When it came to finding love in New York, Amber Soletti, a 42-year-old who lives in the West Village, had no luck dating older guys or men her own age. While they were “well-established and articulate,” she wasn’t physically attracted to them and found they had too many issues.
So, six years ago, she started dating studs in their 20s and 30s — and she hasn’t looked back.
“Younger guys tend to be more active, have less baggage,” says Soletti, an event planner who regularly hosts dating mixers. “You’re less likely to date a younger guy who’s been divorced, has children or has sexual-performance issues.”
In 2011, she met Juan Cabrera, now 34, at one of her mixers and soon fell in love. The happy couple got engaged in March.
“Millennial men are career-focused and want to travel with successful women and conquer the world together,” says Soletti, who notes she’s seen an uptick of established women signing up specifically to meet younger bucks at her speed-dating events.
Such May-December couplings are no longer seen as relationship outliers — or indicative of deep-seated mommy issues. New French president Emmanuel Macron, 39, has a wife, Brigitte, who is 24 years his senior, while supermodel Heidi Klum, 43, has been dating art dealer Vito Schnabel, 30, for more than three years. Actress Gabrielle Union, 44, and her husband, Chicago Bulls player Dwyane Wade, 35, are often lauded as a power couple.
Experts say the dynamic makes sense.
“Older successful men are used to being in control of a woman, and that doesn’t sit well with modern women,” says Susan Winter, co-author of the book, “Older Women, Younger Men: New Options for Love and Romance.” “Younger men have grown up with working women and have worked for female bosses, so they’re more likely to treat women equally.”
Some in these relationships agree.
“When you’re an ambitious woman, it’s very difficult — you either have to subsume what you wanna do for somebody else, or live with the struggle to fight your partner on top of business survival, and it’s a very unhealthy relationship,” says Nicole Wipp, a 45-year-old attorney and entrepreneur, who found a perfect match in her husband, Marcus Sutherland, a 33-year-old paramedic. “Dating somebody younger than myself, there’s an acceptance of ambitious women — it’s more normalized.”
They met at the University of Hawaii in November 2002, when she was a law student and he was a sophomore undergraduate.
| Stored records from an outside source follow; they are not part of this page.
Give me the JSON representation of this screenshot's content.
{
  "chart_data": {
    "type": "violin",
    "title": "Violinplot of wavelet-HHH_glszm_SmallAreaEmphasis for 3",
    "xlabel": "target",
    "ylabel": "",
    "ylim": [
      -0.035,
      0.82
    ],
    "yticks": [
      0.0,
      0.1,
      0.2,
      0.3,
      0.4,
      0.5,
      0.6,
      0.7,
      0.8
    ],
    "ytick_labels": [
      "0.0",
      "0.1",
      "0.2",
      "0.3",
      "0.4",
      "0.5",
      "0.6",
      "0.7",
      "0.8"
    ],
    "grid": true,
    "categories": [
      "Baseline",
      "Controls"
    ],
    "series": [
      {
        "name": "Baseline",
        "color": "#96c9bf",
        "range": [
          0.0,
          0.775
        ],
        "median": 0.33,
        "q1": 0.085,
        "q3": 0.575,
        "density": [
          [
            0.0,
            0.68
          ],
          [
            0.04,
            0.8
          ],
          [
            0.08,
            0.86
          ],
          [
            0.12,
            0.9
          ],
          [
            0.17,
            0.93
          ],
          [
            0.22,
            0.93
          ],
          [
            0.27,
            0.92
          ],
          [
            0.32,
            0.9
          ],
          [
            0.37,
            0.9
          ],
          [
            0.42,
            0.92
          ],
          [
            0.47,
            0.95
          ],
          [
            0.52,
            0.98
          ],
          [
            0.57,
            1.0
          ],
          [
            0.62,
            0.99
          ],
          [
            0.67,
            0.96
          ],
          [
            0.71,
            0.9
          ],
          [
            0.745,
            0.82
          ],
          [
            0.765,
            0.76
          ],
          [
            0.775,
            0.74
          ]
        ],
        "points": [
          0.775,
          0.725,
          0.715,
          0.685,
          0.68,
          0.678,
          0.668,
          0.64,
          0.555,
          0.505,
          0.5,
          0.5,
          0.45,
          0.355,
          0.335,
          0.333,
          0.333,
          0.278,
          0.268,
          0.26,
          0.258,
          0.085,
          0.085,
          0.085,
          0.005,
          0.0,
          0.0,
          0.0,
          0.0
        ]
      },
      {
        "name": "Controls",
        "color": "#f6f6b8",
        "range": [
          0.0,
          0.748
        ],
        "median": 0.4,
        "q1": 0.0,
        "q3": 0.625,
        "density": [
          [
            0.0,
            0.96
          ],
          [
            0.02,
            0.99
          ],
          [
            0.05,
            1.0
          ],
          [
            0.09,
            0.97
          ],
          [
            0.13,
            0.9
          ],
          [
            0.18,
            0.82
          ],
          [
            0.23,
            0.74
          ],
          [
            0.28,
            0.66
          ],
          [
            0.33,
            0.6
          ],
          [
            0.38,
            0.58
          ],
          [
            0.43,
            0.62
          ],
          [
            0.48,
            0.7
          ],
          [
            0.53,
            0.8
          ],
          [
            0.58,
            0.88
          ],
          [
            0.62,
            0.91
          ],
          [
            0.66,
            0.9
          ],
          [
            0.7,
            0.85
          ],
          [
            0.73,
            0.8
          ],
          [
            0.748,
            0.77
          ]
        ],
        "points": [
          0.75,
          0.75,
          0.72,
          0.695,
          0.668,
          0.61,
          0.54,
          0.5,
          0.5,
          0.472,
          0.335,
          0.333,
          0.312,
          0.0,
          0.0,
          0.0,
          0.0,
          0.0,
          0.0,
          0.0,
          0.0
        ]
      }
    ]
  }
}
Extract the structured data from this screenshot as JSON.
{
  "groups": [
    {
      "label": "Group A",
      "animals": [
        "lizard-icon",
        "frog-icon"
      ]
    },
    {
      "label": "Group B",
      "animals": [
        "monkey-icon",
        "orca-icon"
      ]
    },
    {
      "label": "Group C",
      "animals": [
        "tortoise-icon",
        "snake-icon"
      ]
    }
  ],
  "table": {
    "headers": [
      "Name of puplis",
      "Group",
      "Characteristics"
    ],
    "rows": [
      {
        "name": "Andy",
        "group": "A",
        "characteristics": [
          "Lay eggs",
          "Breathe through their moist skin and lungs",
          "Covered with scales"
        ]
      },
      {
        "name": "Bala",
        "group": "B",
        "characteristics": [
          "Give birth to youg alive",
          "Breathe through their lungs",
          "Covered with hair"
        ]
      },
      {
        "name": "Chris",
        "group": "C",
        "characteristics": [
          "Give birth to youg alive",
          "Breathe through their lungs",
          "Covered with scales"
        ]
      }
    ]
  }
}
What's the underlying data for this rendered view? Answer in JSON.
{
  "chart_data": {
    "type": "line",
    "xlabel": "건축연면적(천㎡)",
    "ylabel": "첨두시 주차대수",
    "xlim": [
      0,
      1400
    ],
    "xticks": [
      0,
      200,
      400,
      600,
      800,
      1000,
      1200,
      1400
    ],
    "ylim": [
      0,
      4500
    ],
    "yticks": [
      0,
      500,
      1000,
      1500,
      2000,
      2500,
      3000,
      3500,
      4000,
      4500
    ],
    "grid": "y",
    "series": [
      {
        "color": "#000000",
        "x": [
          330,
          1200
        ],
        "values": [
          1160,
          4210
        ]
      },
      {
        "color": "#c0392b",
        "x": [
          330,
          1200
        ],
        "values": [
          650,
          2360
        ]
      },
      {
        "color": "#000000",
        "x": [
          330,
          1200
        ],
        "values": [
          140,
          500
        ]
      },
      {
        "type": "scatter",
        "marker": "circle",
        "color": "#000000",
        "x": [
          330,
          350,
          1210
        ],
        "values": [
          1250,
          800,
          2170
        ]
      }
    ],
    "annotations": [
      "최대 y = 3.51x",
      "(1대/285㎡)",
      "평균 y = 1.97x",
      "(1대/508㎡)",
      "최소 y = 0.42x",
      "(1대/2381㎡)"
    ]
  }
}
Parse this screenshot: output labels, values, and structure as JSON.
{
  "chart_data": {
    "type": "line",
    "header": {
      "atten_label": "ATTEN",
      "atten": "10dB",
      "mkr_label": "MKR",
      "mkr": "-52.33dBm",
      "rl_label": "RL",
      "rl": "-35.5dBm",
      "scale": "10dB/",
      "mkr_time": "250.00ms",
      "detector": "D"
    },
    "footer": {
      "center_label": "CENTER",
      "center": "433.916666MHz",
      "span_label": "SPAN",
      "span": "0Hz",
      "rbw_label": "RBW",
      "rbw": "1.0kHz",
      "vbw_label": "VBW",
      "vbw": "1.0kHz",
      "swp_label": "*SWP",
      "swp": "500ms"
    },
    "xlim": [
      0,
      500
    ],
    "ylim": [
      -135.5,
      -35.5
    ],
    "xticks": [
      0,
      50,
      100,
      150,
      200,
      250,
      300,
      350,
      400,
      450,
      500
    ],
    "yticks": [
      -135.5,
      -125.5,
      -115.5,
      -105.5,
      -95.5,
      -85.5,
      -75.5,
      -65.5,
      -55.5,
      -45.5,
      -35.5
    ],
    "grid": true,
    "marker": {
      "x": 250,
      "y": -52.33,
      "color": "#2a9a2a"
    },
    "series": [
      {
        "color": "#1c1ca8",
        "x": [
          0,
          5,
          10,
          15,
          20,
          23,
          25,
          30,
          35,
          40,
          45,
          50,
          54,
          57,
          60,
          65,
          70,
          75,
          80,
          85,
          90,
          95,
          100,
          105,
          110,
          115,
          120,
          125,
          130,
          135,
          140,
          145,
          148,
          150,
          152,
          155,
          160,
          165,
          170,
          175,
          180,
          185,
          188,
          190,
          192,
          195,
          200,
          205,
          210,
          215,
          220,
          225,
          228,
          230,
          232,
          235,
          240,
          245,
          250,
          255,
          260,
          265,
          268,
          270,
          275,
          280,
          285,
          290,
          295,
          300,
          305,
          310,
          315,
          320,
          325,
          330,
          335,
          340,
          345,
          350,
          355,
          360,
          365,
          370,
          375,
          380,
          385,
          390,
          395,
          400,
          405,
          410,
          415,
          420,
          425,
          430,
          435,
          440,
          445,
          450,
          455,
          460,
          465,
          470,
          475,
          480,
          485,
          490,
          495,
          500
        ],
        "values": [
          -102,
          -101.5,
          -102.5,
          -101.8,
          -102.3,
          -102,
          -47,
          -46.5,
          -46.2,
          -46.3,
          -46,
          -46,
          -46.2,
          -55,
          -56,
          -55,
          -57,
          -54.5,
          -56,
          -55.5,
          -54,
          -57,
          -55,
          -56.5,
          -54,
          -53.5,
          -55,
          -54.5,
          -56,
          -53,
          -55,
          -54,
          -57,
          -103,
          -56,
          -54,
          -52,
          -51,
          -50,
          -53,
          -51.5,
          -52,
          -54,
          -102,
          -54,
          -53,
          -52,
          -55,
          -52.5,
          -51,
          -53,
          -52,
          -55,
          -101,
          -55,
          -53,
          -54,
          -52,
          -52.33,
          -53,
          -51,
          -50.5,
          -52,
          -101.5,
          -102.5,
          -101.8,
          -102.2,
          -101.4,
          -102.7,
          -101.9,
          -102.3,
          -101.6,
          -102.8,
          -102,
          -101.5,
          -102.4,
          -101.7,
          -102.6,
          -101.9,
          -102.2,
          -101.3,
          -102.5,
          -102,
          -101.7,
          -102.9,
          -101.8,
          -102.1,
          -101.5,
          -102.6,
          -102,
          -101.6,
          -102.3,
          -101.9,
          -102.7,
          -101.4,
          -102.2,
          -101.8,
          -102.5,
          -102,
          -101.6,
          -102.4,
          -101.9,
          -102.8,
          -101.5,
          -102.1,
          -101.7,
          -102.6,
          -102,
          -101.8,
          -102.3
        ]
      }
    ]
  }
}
They were introduced by Sutherland’s sister, who was one of Wipp’s law school classmates, at a beachside barbecue.
Wipp was immediately attracted to Sutherland’s youthful energy, which was a far cry from the cynical guys closer to her age.
“Older men tend to become cruel over time, and [Marcus] was so refreshing,” Wipp, who lives in Detroit, tells The Post. “[Younger men] don’t have the weight of the world [on their shoulders] yet.”
But initially, Wipp held off on dating Sutherland because she was wary of the numbers on his driver’s license.
“I wanted children. I really had a mental struggle dating someone younger than me,” she says.
When they began a romantic relationship in 2006, they faced judgment from family and friends.
“There were a lot of the ‘boy toy’ remarks, and I will say it mostly came from men my age — there’s a threatening aspect to a woman dating a younger man,” she says. “Everybody thought this was a little phase, that I was just having a crisis.”
But friends and family came around to accepting the couple after they’d been dating for a year and saw that Sutherland had serious intentions.
In April 2010, they got married at an intimate beachside wedding in Hawaii, and they now have a 6-year-old son, Marek.
“I love that she loves me so much, and that I mean a lot to her,” says Sutherland. “I can tell because she always makes me feel wanted.”
Alan Angal, 36, was attracted to his older fiancée, Jennifer Siegner, 45, for her stability.
Prior to meeting Siegner in 2012, Angal was a tour manager for a music company and had a lifestyle he describes as “sex, drugs and rock ’n’ roll.” He mostly dated party girls in their 20s.
But when he was set up with Siegner by a mutual friend, matchmaker Sameera Sullivan, he says his life turned around.
“It was love at first sight,” Angal says of meeting Siegner, a buxom blonde who was a successful account executive at a graphic-design company at the time. And unlike his previous flings, Siegner wanted a serious relationship and was straightforward about her desires.
“With some women I dated, they wanted to play games, but Jennifer always communicated that she wanted something real,” Angal says. “I always knew where I stood with her.”
Soon after they met, he cleaned up his act and left the entertainment industry. He now works as a personal trainer, and the couple lives in Portland, Ore. They plan on getting married on her family’s farm in August.
“She’s just a unique woman, and there’s nobody like her,” Angal says.
Siegner says they bring out the best in each other.
“Even with the age gap, I’ve never quite met anyone like him,” she says. “Ironically, [this is] the most mature relationship I’ve ever had.